Di Indonesia, sistem distribusi keuangan yang adil, proporsional, demokratis, transparan, dan akuntabel dibangun antara pemerintah pusat dan pemerintah daerah untuk mengurangi perbedaan keuangan di antara mereka. Sistem ini didasarkan pada prinsip desentralisasi, dekonsentrasi, dan kerja sama, dan bertujuan untuk mengurangi perbedaan keuangan antara pemerintah pusat dan pemerintah daerah. Format hubungan keuangan pemerintah pusat dan daerah (HKPD) di Indonesia diatur dalam Undang-Undang Nomor 28 Tahun 2009 tentang Pajak Daerah dan Retribusi Daerah dan Undang-Undang Nomor 33 Tahun 2004 tentang Perimbangan Keuangan antara Pemerintah Pusat dan Daerah.
HKPD (Hubungan Keuangan Pemerintah Pusat dan Daerah) terdiri dari 3 pilar utama, yaitu:
1.Pendapatan Asli Daerah (PAD)
Pendapatan Asli Daerah (PAD) merupakan sumber pendapatan yang sangat penting bagi daerah. PAD digunakan untuk membiayai gaji pegawai negeri sipil (PNS), pembangunan infrastruktur, dan pembangunan sarana prasarana. Semakin besar PAD yang dimiliki oleh daerah, semakin besar pula kemampuan daerah untuk membiayai berbagai kebutuhan tersebut. Oleh karena itu, penting bagi daerah untuk terus meningkatkan PAD. Tetapi Peningkatan PAD tidak hanya akan meningkatkan kemampuan daerah untuk membiayai berbagai kebutuhan, tetapi juga akan meningkatkan kemandirian daerah dan memperkuat otonomi daerah.

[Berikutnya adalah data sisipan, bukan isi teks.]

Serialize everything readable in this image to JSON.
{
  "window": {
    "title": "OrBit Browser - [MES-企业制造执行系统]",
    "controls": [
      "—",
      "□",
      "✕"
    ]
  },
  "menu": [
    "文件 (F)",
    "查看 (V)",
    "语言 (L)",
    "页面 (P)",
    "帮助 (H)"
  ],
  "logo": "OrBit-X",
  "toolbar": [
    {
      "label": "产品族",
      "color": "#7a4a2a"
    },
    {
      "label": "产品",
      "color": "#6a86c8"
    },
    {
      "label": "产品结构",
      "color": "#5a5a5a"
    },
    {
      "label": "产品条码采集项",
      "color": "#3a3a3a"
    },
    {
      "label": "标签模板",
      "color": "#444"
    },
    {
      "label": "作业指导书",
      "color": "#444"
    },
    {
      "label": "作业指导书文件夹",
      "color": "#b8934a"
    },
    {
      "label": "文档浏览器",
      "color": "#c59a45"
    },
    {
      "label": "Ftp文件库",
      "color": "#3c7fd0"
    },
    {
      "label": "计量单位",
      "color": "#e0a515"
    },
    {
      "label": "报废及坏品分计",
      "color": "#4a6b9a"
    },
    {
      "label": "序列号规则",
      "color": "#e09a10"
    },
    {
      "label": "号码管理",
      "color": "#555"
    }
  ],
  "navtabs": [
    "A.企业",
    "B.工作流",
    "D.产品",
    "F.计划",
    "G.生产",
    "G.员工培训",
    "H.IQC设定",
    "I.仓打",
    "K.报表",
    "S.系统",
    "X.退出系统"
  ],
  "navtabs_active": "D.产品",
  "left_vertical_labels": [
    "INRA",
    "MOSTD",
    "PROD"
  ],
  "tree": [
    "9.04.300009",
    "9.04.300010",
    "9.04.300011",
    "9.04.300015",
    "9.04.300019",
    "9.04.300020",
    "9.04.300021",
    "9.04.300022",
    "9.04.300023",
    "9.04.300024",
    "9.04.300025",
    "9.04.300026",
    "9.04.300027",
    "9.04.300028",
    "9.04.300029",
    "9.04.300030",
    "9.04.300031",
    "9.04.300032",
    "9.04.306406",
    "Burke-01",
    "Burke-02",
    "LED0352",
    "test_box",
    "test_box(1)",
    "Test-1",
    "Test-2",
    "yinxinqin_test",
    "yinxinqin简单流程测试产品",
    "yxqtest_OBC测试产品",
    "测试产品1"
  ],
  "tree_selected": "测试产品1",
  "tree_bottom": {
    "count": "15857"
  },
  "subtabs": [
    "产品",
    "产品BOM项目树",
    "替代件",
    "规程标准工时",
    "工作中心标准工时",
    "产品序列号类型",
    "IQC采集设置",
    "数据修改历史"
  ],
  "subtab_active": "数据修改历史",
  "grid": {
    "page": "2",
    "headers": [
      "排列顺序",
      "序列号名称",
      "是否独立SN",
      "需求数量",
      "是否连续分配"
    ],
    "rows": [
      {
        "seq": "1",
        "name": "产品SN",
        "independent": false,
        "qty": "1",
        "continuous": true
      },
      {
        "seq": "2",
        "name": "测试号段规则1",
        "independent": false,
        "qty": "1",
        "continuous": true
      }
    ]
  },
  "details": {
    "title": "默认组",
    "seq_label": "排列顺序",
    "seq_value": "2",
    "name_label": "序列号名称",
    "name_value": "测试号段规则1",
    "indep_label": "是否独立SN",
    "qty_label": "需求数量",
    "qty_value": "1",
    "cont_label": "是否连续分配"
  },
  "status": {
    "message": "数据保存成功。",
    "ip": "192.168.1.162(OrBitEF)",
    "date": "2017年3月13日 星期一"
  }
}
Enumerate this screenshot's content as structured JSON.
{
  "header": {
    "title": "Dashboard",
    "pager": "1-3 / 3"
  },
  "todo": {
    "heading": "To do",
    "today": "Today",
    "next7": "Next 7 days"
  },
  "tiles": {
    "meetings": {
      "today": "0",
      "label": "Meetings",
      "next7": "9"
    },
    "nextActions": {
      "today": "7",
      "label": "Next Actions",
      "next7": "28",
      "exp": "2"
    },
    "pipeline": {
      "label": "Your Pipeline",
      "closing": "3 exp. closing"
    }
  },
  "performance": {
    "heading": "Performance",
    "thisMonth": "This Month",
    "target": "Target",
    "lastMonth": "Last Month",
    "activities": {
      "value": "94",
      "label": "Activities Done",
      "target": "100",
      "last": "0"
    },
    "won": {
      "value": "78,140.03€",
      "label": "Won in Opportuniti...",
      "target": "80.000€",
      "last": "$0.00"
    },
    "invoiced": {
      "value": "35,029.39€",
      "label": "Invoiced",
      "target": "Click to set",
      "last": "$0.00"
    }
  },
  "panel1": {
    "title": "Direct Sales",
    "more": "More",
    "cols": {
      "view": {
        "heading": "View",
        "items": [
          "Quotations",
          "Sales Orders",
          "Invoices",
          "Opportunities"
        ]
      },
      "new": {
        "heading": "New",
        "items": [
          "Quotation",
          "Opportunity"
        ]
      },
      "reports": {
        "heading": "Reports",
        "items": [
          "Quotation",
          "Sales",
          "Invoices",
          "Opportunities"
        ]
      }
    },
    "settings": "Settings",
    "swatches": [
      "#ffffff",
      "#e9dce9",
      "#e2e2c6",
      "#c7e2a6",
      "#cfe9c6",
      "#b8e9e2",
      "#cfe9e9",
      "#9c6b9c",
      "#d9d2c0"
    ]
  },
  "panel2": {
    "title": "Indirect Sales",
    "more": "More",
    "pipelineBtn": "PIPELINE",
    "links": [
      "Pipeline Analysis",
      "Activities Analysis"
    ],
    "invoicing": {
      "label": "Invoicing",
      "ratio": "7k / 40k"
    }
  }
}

2.Dana Perimbangan Keuangan (DPK)
Dana Perimbangan Keuangan (DPK) adalah dana yang diberikan oleh pemerintah pusat kepada daerah untuk membantu membiayai penyelenggaraan urusan pemerintahan yang diserahkan kepada daerah. DPK terdiri dari 3 komponen utama, yaitu:
a.Dana Alokasi Umum (DAU)
DAU adalah dana yang diberikan secara berkala kepada daerah untuk membiayai penyelenggaraan urusan pemerintahan umum. DAU dihitung berdasarkan jumlah penduduk , luas wilayah, dan tingkat kemiskinan di daerah tersebut.
b.Dana Alokasi Khusus (DAK)
DAK adalah dana yang diberikan kepada daerah secara khusus untuk membiayai urusan pemerintahan tertentu.